Benji and David Kaplan meet at the airport to head to Poland after their grandmother passed away. You can tell from the meeting that it's been a while since they've seen one another, leading to awkward conversations. The duo couldn't be more opposite as David is a family man with a corporate job while Benji is a bit of a loaner and hippy-like.
The duo heads on a trip to navigate their homeland to attempt to get a better understanding of their culture. Several times, Benji reminds David of what their relationship used to be like. Although David tries hard to be this new version of himself, Benji brings out the fun that they used to have together. This results in David's guard coming down.
Jesse Eisenberg returned to the Sundance Film Festival after his debut, When You Finish Saving the World, a film I wasn't a huge fan of. You saw glimpses of strong elements in his feature film debut, but what you see in A Real Pain is maturity and a more grounded approach to his script. It's as if he decided to strip away all the minutiae and deliver a simplistic story of two relatives.
Eisenberg wrote what he knew, and that was about his Jewish culture and upbringing, which allowed him to flex. What impressed me the most about his follow-up was how he taught a lesson about his background, allowing the viewer to engulf themselves in the profound moments of the film. When you watch the cast visit a Concentration Camp from the Holocaust, there is this silence within in this moment, and you feel like you are there and feel that haunting and sacred space with them. It's one of the most visually soul-stirring moments I've seen.
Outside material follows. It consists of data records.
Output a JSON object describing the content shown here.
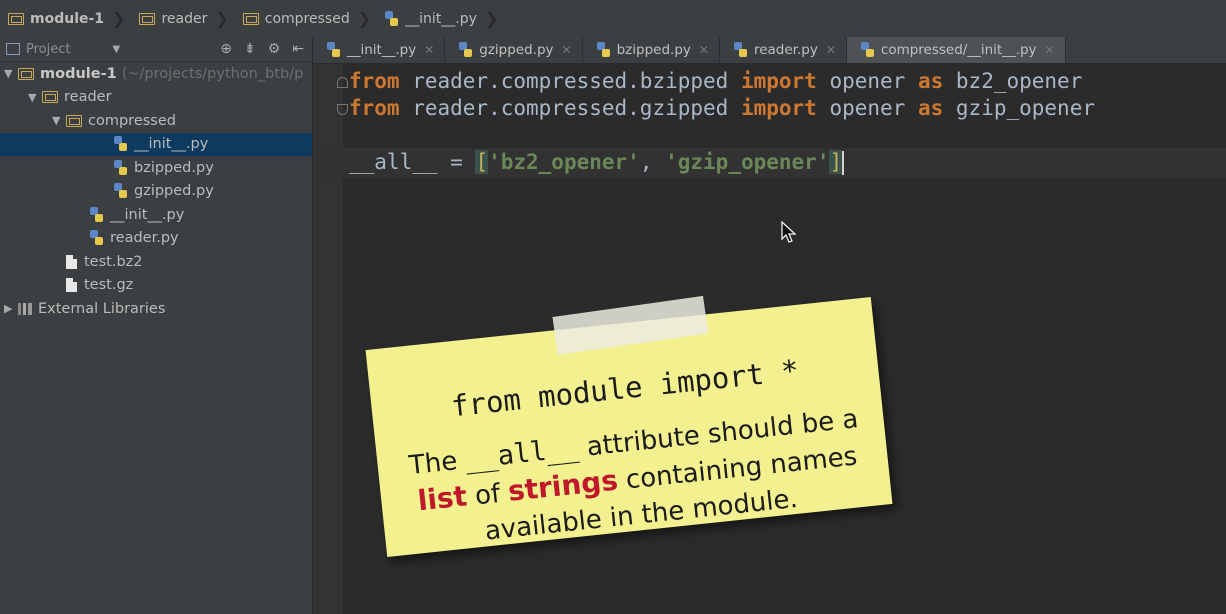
{
  "breadcrumb": [
    {
      "label": "module-1",
      "icon": "folder-icon",
      "bold": true
    },
    {
      "label": "reader",
      "icon": "package-icon"
    },
    {
      "label": "compressed",
      "icon": "package-icon"
    },
    {
      "label": "__init__.py",
      "icon": "python-file-icon"
    }
  ],
  "project_panel": {
    "title": "Project",
    "tree": [
      {
        "label": "module-1",
        "hint": "(~/projects/python_btb/p",
        "indent": 0,
        "toggle": "▼",
        "icon": "folder",
        "bold": true
      },
      {
        "label": "reader",
        "indent": 1,
        "toggle": "▼",
        "icon": "folder"
      },
      {
        "label": "compressed",
        "indent": 2,
        "toggle": "▼",
        "icon": "folder"
      },
      {
        "label": "__init__.py",
        "indent": 4,
        "icon": "py",
        "selected": true
      },
      {
        "label": "bzipped.py",
        "indent": 4,
        "icon": "py"
      },
      {
        "label": "gzipped.py",
        "indent": 4,
        "icon": "py"
      },
      {
        "label": "__init__.py",
        "indent": 3,
        "icon": "py"
      },
      {
        "label": "reader.py",
        "indent": 3,
        "icon": "py"
      },
      {
        "label": "test.bz2",
        "indent": 2,
        "icon": "file"
      },
      {
        "label": "test.gz",
        "indent": 2,
        "icon": "file"
      },
      {
        "label": "External Libraries",
        "indent": 0,
        "toggle": "▶",
        "icon": "lib"
      }
    ]
  },
  "tabs": [
    {
      "label": "__init__.py",
      "active": false
    },
    {
      "label": "gzipped.py",
      "active": false
    },
    {
      "label": "bzipped.py",
      "active": false
    },
    {
      "label": "reader.py",
      "active": false
    },
    {
      "label": "compressed/__init__.py",
      "active": true
    }
  ],
  "code": {
    "line1": {
      "kw1": "from",
      "mod": " reader.compressed.bzipped ",
      "kw2": "import",
      "name": " opener ",
      "kw3": "as",
      "alias": " bz2_opener"
    },
    "line2": {
      "kw1": "from",
      "mod": " reader.compressed.gzipped ",
      "kw2": "import",
      "name": " opener ",
      "kw3": "as",
      "alias": " gzip_opener"
    },
    "line4": {
      "lhs": "__all__ = ",
      "open": "[",
      "s1": "'bz2_opener'",
      "comma": ", ",
      "s2": "'gzip_opener'",
      "close": "]"
    }
  },
  "note": {
    "title": "from module import *",
    "body_1": "The ",
    "body_mono": "__all__",
    "body_2": " attribute should be a",
    "body_red1": "list",
    "body_3": " of ",
    "body_red2": "strings",
    "body_4": " containing names",
    "body_5": "available in the module."
  },
  "colors": {
    "keyword": "#cc7832",
    "string": "#6a8759",
    "note_bg": "#f3f08f",
    "highlight": "#c0182b"
  }
}
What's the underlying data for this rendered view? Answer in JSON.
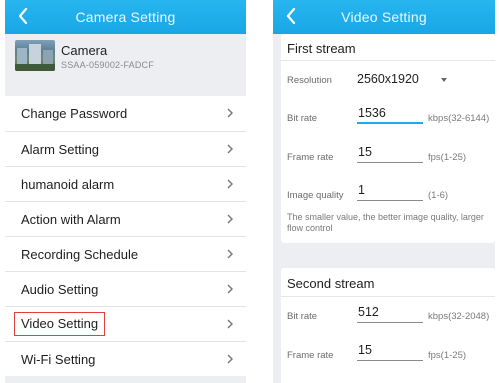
{
  "camera_setting": {
    "title": "Camera Setting",
    "camera_name": "Camera",
    "camera_uid": "SSAA-059002-FADCF",
    "menu": [
      {
        "label": "Change Password"
      },
      {
        "label": "Alarm Setting"
      },
      {
        "label": "humanoid alarm"
      },
      {
        "label": "Action with Alarm"
      },
      {
        "label": "Recording Schedule"
      },
      {
        "label": "Audio Setting"
      },
      {
        "label": "Video Setting",
        "highlighted": true
      },
      {
        "label": "Wi-Fi Setting"
      }
    ]
  },
  "video_setting": {
    "title": "Video Setting",
    "first_stream": {
      "title": "First stream",
      "resolution_label": "Resolution",
      "resolution_value": "2560x1920",
      "bitrate_label": "Bit rate",
      "bitrate_value": "1536",
      "bitrate_unit": "kbps(32-6144)",
      "framerate_label": "Frame rate",
      "framerate_value": "15",
      "framerate_unit": "fps(1-25)",
      "quality_label": "Image quality",
      "quality_value": "1",
      "quality_unit": "(1-6)",
      "note": "The smaller value, the better image quality, larger flow control"
    },
    "second_stream": {
      "title": "Second stream",
      "bitrate_label": "Bit rate",
      "bitrate_value": "512",
      "bitrate_unit": "kbps(32-2048)",
      "framerate_label": "Frame rate",
      "framerate_value": "15",
      "framerate_unit": "fps(1-25)"
    }
  },
  "colors": {
    "header": "#1fadea",
    "background": "#eceef1",
    "accent_underline": "#23a8e6",
    "highlight_box": "#e0403d"
  },
  "icons": {
    "back": "chevron-left-icon",
    "row_arrow": "chevron-right-icon",
    "dropdown": "caret-down-icon"
  }
}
No matter how good Eisenberg's script is, whoever decided to cast Kieran Culkin in the role of Benji hit a home run. This film simply does not work without this performance. Culkin spent many years on the HBO show Succession in Roman Roy's shoes, where we saw some dark comedy within his character. I see many similarities between Roman and Benji. Benji is often loud and overbearing and isn't afraid to say what's on his mind (much like Roman). However, deep down, there is a trauma within him that he doesn't know how to deal with those emotions. Culkin was a magician at work as Benji, who could flip that switch from funny to emotional and make you feel it.
Ultimately, A Real Pain is a buddy-type comedy that sees Jesse Eisenberg grow as a writer and director. He perfectly balances the harrowing moments with the comedy but allows you to soak up those emotions. And Eisenberg and Culkin's ability to take the script up a notch with great chemistry is a warm welcome. I loved the film, and I can't wait to revisit it.